Juan Ramón pasó todo el verano en Madrid, aunque a veces iba a San Rafael o al Escorial, a visitar a Menéndez Pidal, Ortega y Gasset u otros amigos de la Residencia. Pero sobre todo escribe: traduce la “Vida de Beethoven” de Romain Rolland, para las publicaciones de la Residencia, y elabora el libro “Sonetos espirituales”, que terminará al año siguiente. Se trata de una suerte de cancionero de amor, de un amor que refleja el compromiso profundo y personal del poeta con una amada especial y que tiene que ver con la trayectoria de sus relaciones con Zenobia[186]. En la primera parte, titulada “Amor”, el poeta va sonriendo y fiel a su destino, mientras la última luz de la esperanza alumbre su camino.
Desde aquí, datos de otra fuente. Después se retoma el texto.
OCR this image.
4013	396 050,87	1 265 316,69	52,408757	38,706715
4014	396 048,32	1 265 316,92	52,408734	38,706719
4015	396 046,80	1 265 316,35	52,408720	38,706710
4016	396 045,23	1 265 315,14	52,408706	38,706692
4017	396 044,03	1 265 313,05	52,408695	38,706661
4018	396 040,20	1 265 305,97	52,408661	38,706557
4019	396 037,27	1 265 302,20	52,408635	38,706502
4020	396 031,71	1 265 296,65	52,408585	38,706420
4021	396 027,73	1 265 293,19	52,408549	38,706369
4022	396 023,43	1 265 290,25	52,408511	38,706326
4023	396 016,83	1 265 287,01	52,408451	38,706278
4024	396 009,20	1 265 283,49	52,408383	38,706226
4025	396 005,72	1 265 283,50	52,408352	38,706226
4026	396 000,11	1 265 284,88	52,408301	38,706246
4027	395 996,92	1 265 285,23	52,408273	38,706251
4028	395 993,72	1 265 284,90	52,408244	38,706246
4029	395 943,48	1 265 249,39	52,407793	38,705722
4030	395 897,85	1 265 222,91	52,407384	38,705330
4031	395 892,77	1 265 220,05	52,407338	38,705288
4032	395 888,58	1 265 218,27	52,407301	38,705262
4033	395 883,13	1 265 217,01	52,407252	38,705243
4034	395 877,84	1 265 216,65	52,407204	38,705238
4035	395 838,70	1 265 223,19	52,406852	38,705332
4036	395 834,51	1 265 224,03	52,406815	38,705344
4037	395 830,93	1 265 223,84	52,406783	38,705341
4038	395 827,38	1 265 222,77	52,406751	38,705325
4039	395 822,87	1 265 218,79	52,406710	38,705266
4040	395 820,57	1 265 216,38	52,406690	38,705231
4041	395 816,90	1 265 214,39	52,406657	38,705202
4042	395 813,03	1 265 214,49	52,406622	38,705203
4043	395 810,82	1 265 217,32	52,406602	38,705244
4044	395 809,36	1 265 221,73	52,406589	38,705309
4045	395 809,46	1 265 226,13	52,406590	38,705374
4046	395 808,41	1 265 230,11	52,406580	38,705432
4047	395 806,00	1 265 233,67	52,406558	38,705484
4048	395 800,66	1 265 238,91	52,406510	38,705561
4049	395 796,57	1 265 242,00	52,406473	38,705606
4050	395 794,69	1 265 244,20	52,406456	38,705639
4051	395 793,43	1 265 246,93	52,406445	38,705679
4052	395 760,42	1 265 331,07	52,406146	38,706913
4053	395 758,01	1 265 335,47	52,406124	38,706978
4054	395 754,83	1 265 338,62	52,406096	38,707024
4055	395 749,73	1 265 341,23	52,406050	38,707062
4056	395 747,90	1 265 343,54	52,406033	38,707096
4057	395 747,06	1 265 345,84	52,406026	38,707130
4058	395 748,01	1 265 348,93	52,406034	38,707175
Vive de la bienaventuranza de un amor guardado, aunque temeroso de que la amada le quite la luz:

 

Sin ti, ¿qué seré yo? Tapia sin rosa.

¿Qué es a la primavera? ¡Ardiente, duro

amor; arraiga, firme, en este muro

de mi carne comida y ruinosa!

(Sonetos espirituales, 1, IV)

 

Por ello, pone su voluntad, con su armadura de dolor, de trabajo y de pureza, a cada puerta de la fortaleza, porque la pasión suele entrar con su amargura: Mas el dormir me ata con tus rosas, /y tú te entras cruel y desvelada, / por la puerta vendida de mis sueños. Al abandono de la amada el poeta opone la elevada torre de su divino pensamiento. Mas, ¿y si esta paz no fuera nada?… Todas las noches ella viene a sus sueños para decirle, dulce y quedamente, que es vano su empeño en echarla de su frente, como a una maldición. El poeta teme al amor carnal, adulto, y quiere mantenerlo puro, vigilante y despierto. Aunque a veces, llega al hastío:

 

¡Gracia a ti, mujer! Más tú me has dado

que merecí. ¡Capricho impertinente

del niño que creía en lo demente!…

… Pero estoy ya de agradecer cansado

………………………………………

¡Déjame! ¡Que se caiga todo junto,

tu conciencia y mi amor, en esta hora

que llega ya, vacía e infinita!

(Sonetos espirituales, 1, XIV)

 

No obstante, en su búsqueda del amor ideal, el poeta logra anular ese sentimiento erótico de su pasión, convirtiendo a la amada en “mujer celeste”: Tocada en blanco toda la hermosura/con que ensombrece la naturaleza, / te elevaré a la clara fortaleza, / torre de mi ilusión y mi locura (Sonetos espirituales, 1, XVI). El poeta reviste de blanco, símbolo de la pureza, la hermosura de la amada, situándola más alta que la hermosura de la naturaleza, a la que ensombrece con sus resplandores. Pero cuando el amor te deja en el olvido, / se truncan en cenizas esos fulgores, y el corazón, que parecía compuesto para siempre, queda, otra vez, hecho pedazos.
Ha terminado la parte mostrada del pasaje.